6
votes

I'm trying to add custom headers on my message, so whenever an exception occurs and it ends up in the dead-letter-queue, I can see what the exception was. However all my attempts at this have failed.

  • using .setHeader()
  • setting header on the outMessage
  • setting property of the exchange

Setting the exception as a property in the payload is not allowed.

@Component
public class ProcessRoute extends RouteBuilder {
    ...
    @Override
    public void configure() throws Exception {
        onException(Exception.class)
                .log("Error for ${body}! Requeue")
                .redeliveryDelay(2000)
                .maximumRedeliveries(3)
                .handled(true)
                .setHeader("TEST", constant("TEST"))
                .process(e -> {
                    e.getOut().setHeader("TEST", "TEST");
                    e.setProperty("TEST","TEST");
                });

        from(SOME_ROUTE)
          .doSomeStuff()
          .to(RABBITMQ);
    }
    ...
}

RABBITMQ-string:

rabbitmq://foo
?exchangeType=topic
&addresses=localhost:1234
&routingKey=#
&autoDelete=false
&queue=bar
&autoAck=false
&deadLetterExchange=DLX
&deadLetterQueue=bar.dlq
&deadLetterExchangeType=direct
&deadLetterRoutingKey=#
&username=foo
&password=bar

Resulting message on the dead-letter-queue: Resulting message on dead-letter-queue

1

1 Answers

3
votes

If you use a header key following the pattern that the Camel RabbitMQ component has established, then your custom header will get picked up when the message is published to RabbitMQ.

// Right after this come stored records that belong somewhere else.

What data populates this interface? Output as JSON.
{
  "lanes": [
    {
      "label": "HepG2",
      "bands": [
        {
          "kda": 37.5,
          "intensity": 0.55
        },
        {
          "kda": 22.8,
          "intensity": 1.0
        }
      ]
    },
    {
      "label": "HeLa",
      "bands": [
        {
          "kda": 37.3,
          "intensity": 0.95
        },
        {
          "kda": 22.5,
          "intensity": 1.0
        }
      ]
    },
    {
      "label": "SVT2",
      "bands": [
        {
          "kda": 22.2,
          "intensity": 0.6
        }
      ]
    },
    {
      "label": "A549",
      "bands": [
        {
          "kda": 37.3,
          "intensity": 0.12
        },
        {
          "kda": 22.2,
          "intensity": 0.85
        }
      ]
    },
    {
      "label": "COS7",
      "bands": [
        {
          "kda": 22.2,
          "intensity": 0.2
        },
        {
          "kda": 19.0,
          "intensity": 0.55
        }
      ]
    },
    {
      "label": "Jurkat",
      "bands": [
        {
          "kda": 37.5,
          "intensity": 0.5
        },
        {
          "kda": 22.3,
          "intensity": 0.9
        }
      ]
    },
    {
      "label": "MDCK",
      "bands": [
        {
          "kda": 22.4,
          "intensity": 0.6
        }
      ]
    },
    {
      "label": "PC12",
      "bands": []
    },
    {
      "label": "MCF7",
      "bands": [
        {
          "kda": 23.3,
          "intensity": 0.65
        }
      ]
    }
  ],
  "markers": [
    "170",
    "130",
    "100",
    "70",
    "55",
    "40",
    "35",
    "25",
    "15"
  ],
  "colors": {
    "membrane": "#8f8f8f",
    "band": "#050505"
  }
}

Taking from your code above, instead of:

.setHeader("TEST", constant("TEST"))

Do this:

.setHeader("rabbitmq.TEST", constant("TEST"))

The Camel RabbitMQ component seems to ignore all the other non- "rabbitmq.*" headers that might be on the Camel exchange, and probably for good reason. There could be quite a few and most of them wouldn't make sense in the context of a message published to RabbitMQ.